🤖 AI Summary
High-resolution deformable medical image registration faces challenges in accurately aligning fine-grained anatomical structures while incurring prohibitive computational and memory overhead. To address this, we propose the Multi-Axis Cross-Covariance Attention (MAXCA) module—a novel lightweight, plug-and-play component that for the first time integrates regional attention with dilated Cross-Covariance Attention (XCA) within a multi-axis parallel architecture. MAXCA simultaneously captures both global and local long-range dependencies with linear computational complexity. It can be seamlessly embedded into mainstream registration networks without architectural modification. Extensive evaluation across seven public medical imaging datasets and two major benchmarks—cross-subject and intra-subject registration—demonstrates consistent state-of-the-art performance.

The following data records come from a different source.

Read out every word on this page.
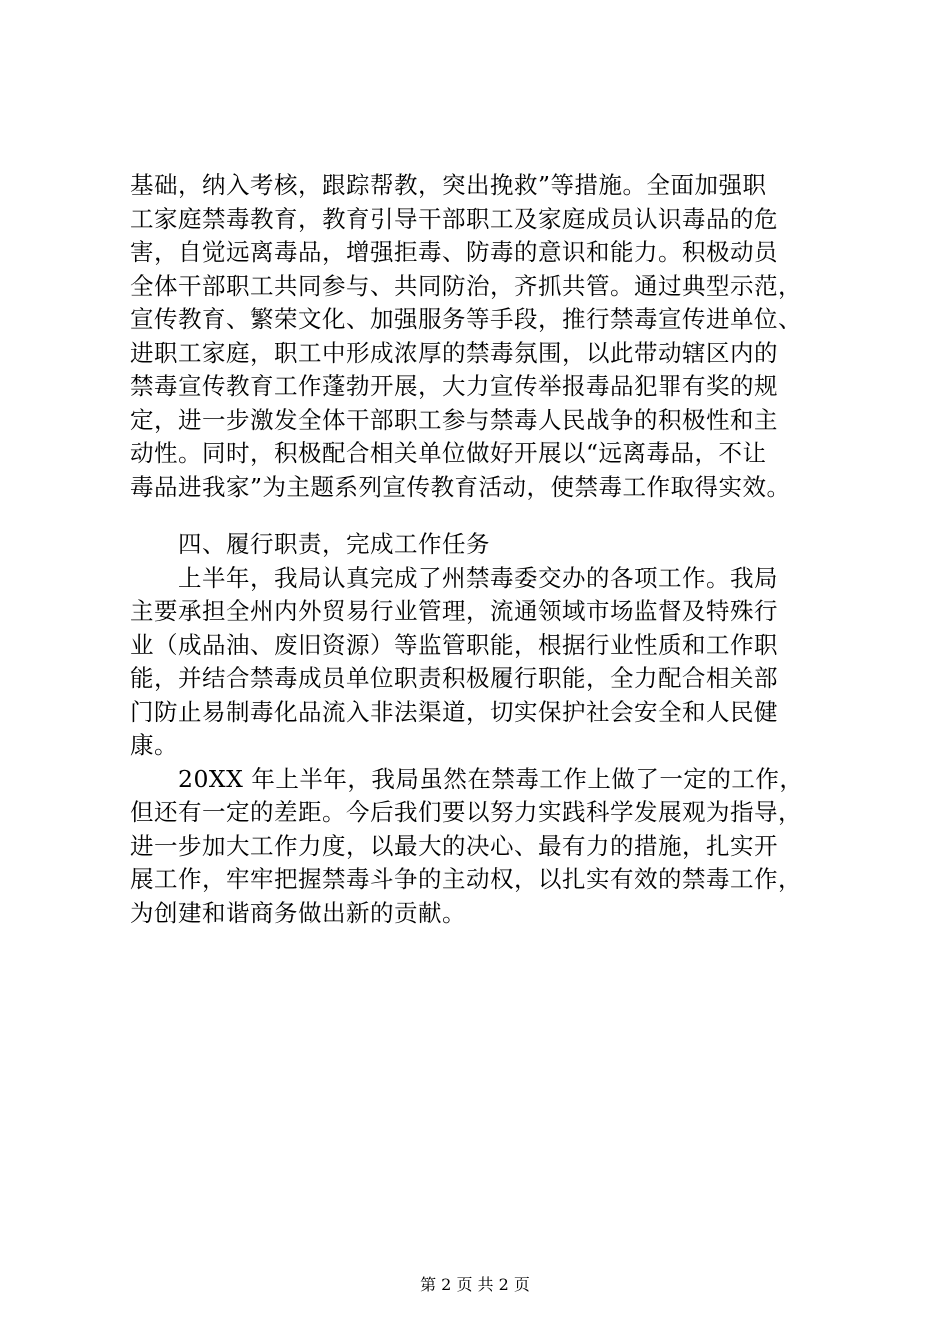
基础，纳入考核，跟踪帮教，突出挽救”等措施。全面加强职
工家庭禁毒教育，教育引导干部职工及家庭成员认识毒品的危
害，自觉远离毒品，增强拒毒、防毒的意识和能力。积极动员
全体干部职工共同参与、共同防治，齐抓共管。通过典型示范，
宣传教育、繁荣文化、加强服务等手段，推行禁毒宣传进单位、
进职工家庭，职工中形成浓厚的禁毒氛围，以此带动辖区内的
禁毒宣传教育工作蓬勃开展，大力宣传举报毒品犯罪有奖的规
定，进一步激发全体干部职工参与禁毒人民战争的积极性和主
动性。同时，积极配合相关单位做好开展以“远离毒品，不让
毒品进我家”为主题系列宣传教育活动，使禁毒工作取得实效。
四、履行职责，完成工作任务
上半年，我局认真完成了州禁毒委交办的各项工作。我局
主要承担全州内外贸易行业管理，流通领域市场监督及特殊行
业（成品油、废旧资源）等监管职能，根据行业性质和工作职
能，并结合禁毒成员单位职责积极履行职能，全力配合相关部
门防止易制毒化品流入非法渠道，切实保护社会安全和人民健
康。
20XX 年上半年，我局虽然在禁毒工作上做了一定的工作，
但还有一定的差距。今后我们要以努力实践科学发展观为指导，
进一步加大工作力度，以最大的决心、最有力的措施，扎实开
展工作，牢牢把握禁毒斗争的主动权，以扎实有效的禁毒工作，
为创建和谐商务做出新的贡献。
第 2 页 共 2 页
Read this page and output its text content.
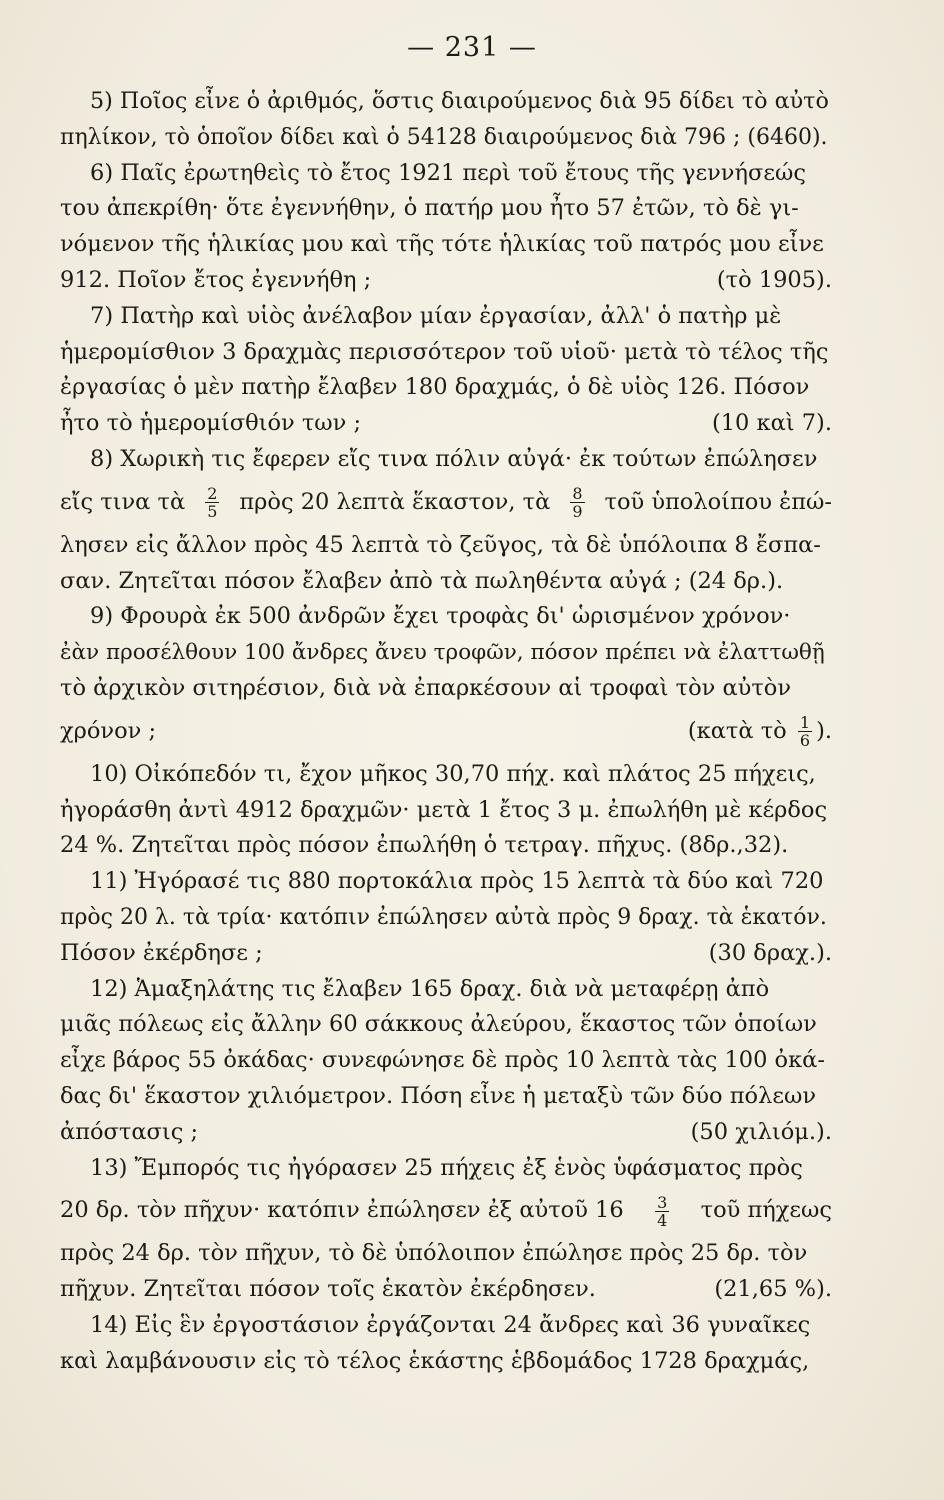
— 231 —
5) Ποῖος εἶνε ὁ ἀριθμός, ὅστις διαιρούμενος διὰ 95 δίδει τὸ αὐτὸ
πηλίκον, τὸ ὁποῖον δίδει καὶ ὁ 54128 διαιρούμενος διὰ 796 ; (6460).
6) Παῖς ἐρωτηθεὶς τὸ ἔτος 1921 περὶ τοῦ ἔτους τῆς γεννήσεώς
του ἀπεκρίθη· ὅτε ἐγεννήθην, ὁ πατήρ μου ἦτο 57 ἐτῶν, τὸ δὲ γι-
νόμενον τῆς ἡλικίας μου καὶ τῆς τότε ἡλικίας τοῦ πατρός μου εἶνε
912. Ποῖον ἔτος ἐγεννήθη ;	(τὸ 1905).
7) Πατὴρ καὶ υἱὸς ἀνέλαβον μίαν ἐργασίαν, ἀλλ' ὁ πατὴρ μὲ
ἡμερομίσθιον 3 δραχμὰς περισσότερον τοῦ υἱοῦ· μετὰ τὸ τέλος τῆς
ἐργασίας ὁ μὲν πατὴρ ἔλαβεν 180 δραχμάς, ὁ δὲ υἱὸς 126. Πόσον
ἦτο τὸ ἡμερομίσθιόν των ;	(10 καὶ 7).
8) Χωρικὴ τις ἔφερεν εἴς τινα πόλιν αὐγά· ἐκ τούτων ἐπώλησεν
εἴς τινα τὰ $\frac{2}{5}$ πρὸς 20 λεπτὰ ἕκαστον, τὰ $\frac{8}{9}$ τοῦ ὑπολοίπου ἐπώ-
λησεν εἰς ἄλλον πρὸς 45 λεπτὰ τὸ ζεῦγος, τὰ δὲ ὑπόλοιπα 8 ἔσπα-
σαν. Ζητεῖται πόσον ἔλαβεν ἀπὸ τὰ πωληθέντα αὐγά ; (24 δρ.).
9) Φρουρὰ ἐκ 500 ἀνδρῶν ἔχει τροφὰς δι' ὡρισμένον χρόνον·
ἐὰν προσέλθουν 100 ἄνδρες ἄνευ τροφῶν, πόσον πρέπει νὰ ἐλαττωθῇ
τὸ ἀρχικὸν σιτηρέσιον, διὰ νὰ ἐπαρκέσουν αἱ τροφαὶ τὸν αὐτὸν
χρόνον ;	(κατὰ τὸ $\frac{1}{6}$ ).
10) Οἰκόπεδόν τι, ἔχον μῆκος 30,70 πήχ. καὶ πλάτος 25 πήχεις,
ἠγοράσθη ἀντὶ 4912 δραχμῶν· μετὰ 1 ἔτος 3 μ. ἐπωλήθη μὲ κέρδος
24 %. Ζητεῖται πρὸς πόσον ἐπωλήθη ὁ τετραγ. πῆχυς. (8δρ.,32).
11) Ἠγόρασέ τις 880 πορτοκάλια πρὸς 15 λεπτὰ τὰ δύο καὶ 720
πρὸς 20 λ. τὰ τρία· κατόπιν ἐπώλησεν αὐτὰ πρὸς 9 δραχ. τὰ ἑκατόν.
Πόσον ἐκέρδησε ;	(30 δραχ.).
12) Ἁμαξηλάτης τις ἔλαβεν 165 δραχ. διὰ νὰ μεταφέρῃ ἀπὸ
μιᾶς πόλεως εἰς ἄλλην 60 σάκκους ἀλεύρου, ἕκαστος τῶν ὁποίων
εἶχε βάρος 55 ὀκάδας· συνεφώνησε δὲ πρὸς 10 λεπτὰ τὰς 100 ὀκά-
δας δι' ἕκαστον χιλιόμετρον. Πόση εἶνε ἡ μεταξὺ τῶν δύο πόλεων
ἀπόστασις ;	(50 χιλιόμ.).
13) Ἔμπορός τις ἠγόρασεν 25 πήχεις ἐξ ἑνὸς ὑφάσματος πρὸς
20 δρ. τὸν πῆχυν· κατόπιν ἐπώλησεν ἐξ αὐτοῦ $16 \frac{3}{4}$ τοῦ πήχεως
πρὸς 24 δρ. τὸν πῆχυν, τὸ δὲ ὑπόλοιπον ἐπώλησε πρὸς 25 δρ. τὸν
πῆχυν. Ζητεῖται πόσον τοῖς ἑκατὸν ἐκέρδησεν.	(21,65 %).
14) Εἰς ἓν ἐργοστάσιον ἐργάζονται 24 ἄνδρες καὶ 36 γυναῖκες
καὶ λαμβάνουσιν εἰς τὸ τέλος ἑκάστης ἑβδομάδος 1728 δραχμάς,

Notably, MAXCA achieves substantial improvements in deformation modeling and alignment accuracy for subtle anatomical structures, including white matter fibers and hepatic portal vein branches in brain and abdominal scans.
📝 Abstract
Deformable image registration is a fundamental requirement for medical image analysis. Recently, transformers have been widely used in deep learning-based registration methods for their ability to capture long-range dependency via self-attention (SA). However, the high computation and memory loads of SA (growing quadratically with the spatial resolution) hinder transformers from processing subtle textural information in high-resolution image features, e.g., at the full and half image resolutions. This limits deformable registration as the high-resolution textural information is crucial for finding precise pixel-wise correspondence between subtle anatomical structures. Cross-covariance Attention (XCA), as a"transposed"version of SA that operates across feature channels, has complexity growing linearly with the spatial resolution, providing the feasibility of capturing long-range dependency among high-resolution image features. However, existing XCA-based transformers merely capture coarse global long-range dependency, which are unsuitable for deformable image registration relying primarily on fine-grained local correspondence. In this study, we propose to improve existing deep learning-based registration methods by embedding a new XCA mechanism. To this end, we design an XCA-based transformer block optimized for deformable medical image registration, named Multi-Axis XCA (MAXCA). Our MAXCA serves as a general network block that can be embedded into various registration network architectures. It can capture both global and local long-range dependency among high-resolution image features by applying regional and dilated XCA in parallel via a multi-axis design. Extensive experiments on two well-benchmarked inter-/intra-patient registration tasks with seven public medical datasets demonstrate that our MAXCA block enables state-of-the-art registration performance.